River Rules by Stevie Fischer

River Rules by Stevie Fischer

Author:Stevie Fischer
Language: eng
Format: epub
Publisher: Green Writers Press
Published: 2019-08-02T16:00:00+00:00


CHAPTER 37

WHEN IAN FINALLY RETURNED FROM THE CATSKILLS that Sunday night after Tomassi set things in motion about Eautopia, he stopped by Andre’s. Finding Andre sitting with Peter at the dining room table, typing on his laptop and printing documents, Ian did a double-take and then lay down on the floor to do his favorite lateral rotation stretches.

“Sorry, I was going to call you back, Peter.”

“Yeah, well, Andre’s on it. Although, I still feel like this is more up your alley.”

“Why?”

“It’s kind of an unusual client—Mother Nature.”

Andre chuckled at Peter’s phrasing. “Be good to mama and mama’ll be good to you.”

“Right. How’s her net worth looking these days?” Ian asked.

“Ha ha. Listen, I heard some water-bottling company called Eautopia is expanding into our area, and the Consortium is cozy with them. Basically, I want to find out if they’ve got a secret deal.” Peter pointed at Ian. “It’s probably on the flash drive, you know—the one you were allegedly working on.”

“And I’ve been telling Peter no way in hell is there a deal to sell water from here. We’re in the middle of a bigass drought. I can’t find anything. Your source is wrong or at least he better be.”

“I don’t think so. This is a pretty solid lead.”

Ian leaned his legs against the wall and sighed contentedly. “Great hamstring stretch. Nothing like it.”

Andre and Peter looked at each other and then looked at Ian.

“Who the hell are you, man?” Andre asked.

“Yeah.” Peter threw up his hands. “The world’s going to shit and you’re happily stretching?”

“Maybe he’s finally right,” Andre said to Peter. “It’s the apocalypse.”

Lori left a message for Peter on his cellphone. Then she texted him twice and sent an email. They all said the same thing: Call me—it’s important.

Peter and Marco worked like dogs in the hellish heat. They grilled non-stop to give the long line of customers what they wanted. The steamy late-June weather created misery, with temperatures in the nineties and high humidity.

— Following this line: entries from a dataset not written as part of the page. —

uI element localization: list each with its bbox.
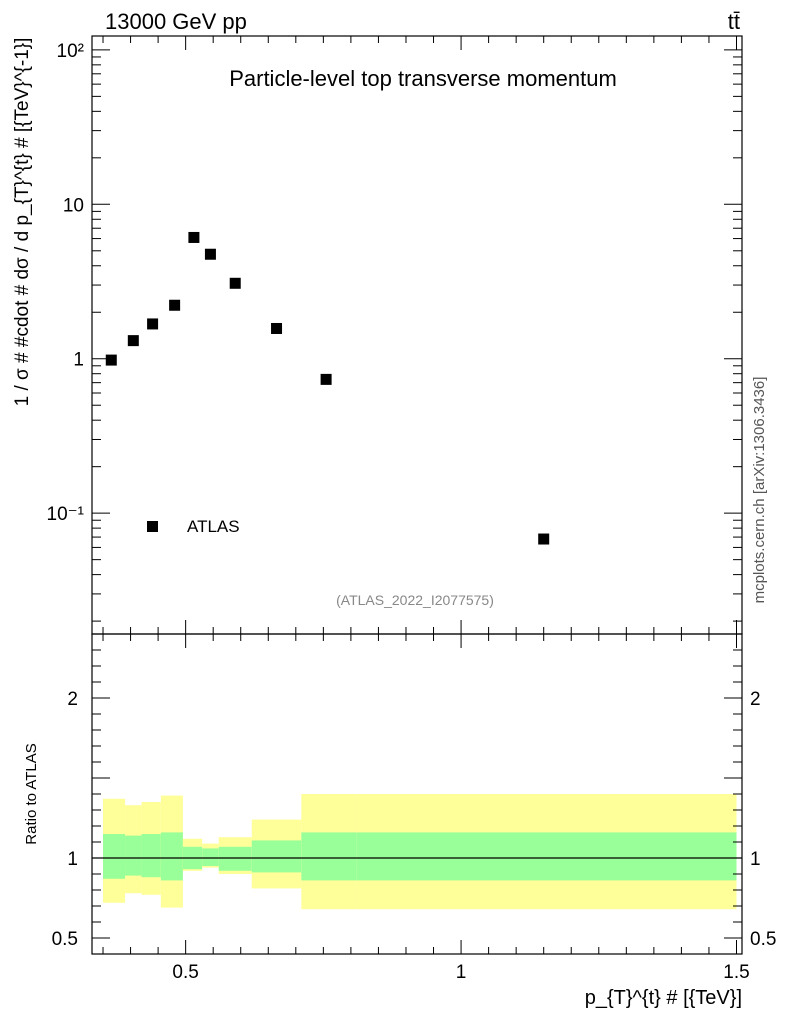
data-point [147, 318, 159, 330]
ratio-plot-frame [91, 633, 743, 955]
x-axis-label: p_{T}^{t} # [{TeV}] [585, 987, 742, 1009]
main-ylabel: 1 / σ # #cdot # dσ / d p_{T}^{t} # [{TeV… [12, 38, 33, 407]
ratio-y-tick-label-left: 0.5 [52, 929, 78, 950]
data-point [538, 533, 550, 545]
data-point [204, 248, 216, 260]
ratio-inner-band [141, 834, 161, 878]
main-y-tick-label: 10² [57, 41, 84, 62]
main-y-tick-label: 10⁻¹ [47, 504, 85, 525]
ratio-inner-band [160, 832, 183, 881]
ratio-inner-band [301, 832, 357, 881]
ratio-y-tick-label-right: 2 [750, 689, 761, 710]
ratio-y-tick-label-right: 1 [750, 849, 761, 870]
main-plot-frame [91, 35, 743, 635]
axis-ticks: 0.5 1 1.5 10⁻¹ 1 10 10² 0.5 0.5 1 1 2 2 [47, 36, 776, 983]
ratio-y-tick-label-left: 1 [67, 849, 78, 870]
ratio-inner-band [202, 848, 219, 866]
ratio-ylabel: Ratio to ATLAS [23, 743, 40, 844]
main-y-tick-label: 1 [73, 350, 84, 371]
x-tick-label: 0.5 [172, 962, 198, 983]
legend-label: ATLAS [187, 517, 240, 536]
data-point [229, 277, 241, 289]
data-point [320, 373, 332, 385]
legend-marker [147, 521, 158, 532]
ratio-y-tick-label-right: 0.5 [750, 929, 776, 950]
ratio-inner-band [103, 834, 126, 879]
chart-title: Particle-level top transverse momentum [229, 66, 617, 91]
ratio-inner-band [356, 832, 737, 881]
x-tick-label: 1 [456, 962, 467, 983]
ratio-inner-band [251, 840, 302, 873]
main-y-tick-label: 10 [63, 195, 84, 216]
data-point [169, 299, 181, 311]
data-point [188, 231, 200, 243]
ratio-inner-band [218, 846, 252, 871]
analysis-id: (ATLAS_2022_I2077575) [336, 592, 494, 608]
ratio-y-tick-label-left: 2 [67, 689, 78, 710]
data-point [127, 335, 139, 347]
side-label: mcplots.cern.ch [arXiv:1306.3436] [751, 377, 768, 604]
ratio-bands [103, 794, 737, 910]
x-tick-label: 1.5 [723, 962, 749, 983]
data-point [271, 322, 283, 334]
data-point [105, 354, 117, 366]
header-left: 13000 GeV pp [105, 9, 247, 34]
ratio-inner-band [125, 835, 142, 876]
main-points [105, 231, 550, 545]
header-right: tt̄ [728, 9, 740, 34]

“Glad I hit up Twitter last night to let everyone know we at the park today. Did Spanish and English shout-outs, so I’m like head of the United Nations and all.”

“Mad skills, Marco.”

“’bout time you knew that.” Marco took a rag and wiped down the countertop, trying to get rid of all the condensation.

When they ran out of almost everything except for the ice-cold bottles of water and iced tea that the kids from the playground lined up for, Marco made another pitch for adding a Latin frozen treat called paletas.

“What’s a paleta again?” Peter’s sweat ran in rivers down his face and arms. He couldn’t mop it up fast enough.

“Like ice pops but a million times better. Not so sweet and got like real fruit not some high fructose corn syrup shit. Bridgeville’s got fruit everywhere. It fits nice with the whole local angle. You gotta give it a shot. Big fan favorite.”

Marco still had some bounce in his step, but Peter leaned wearily against a tree. He couldn’t take it any more in the truck, so they parked in the shade at Abigail Adams Park.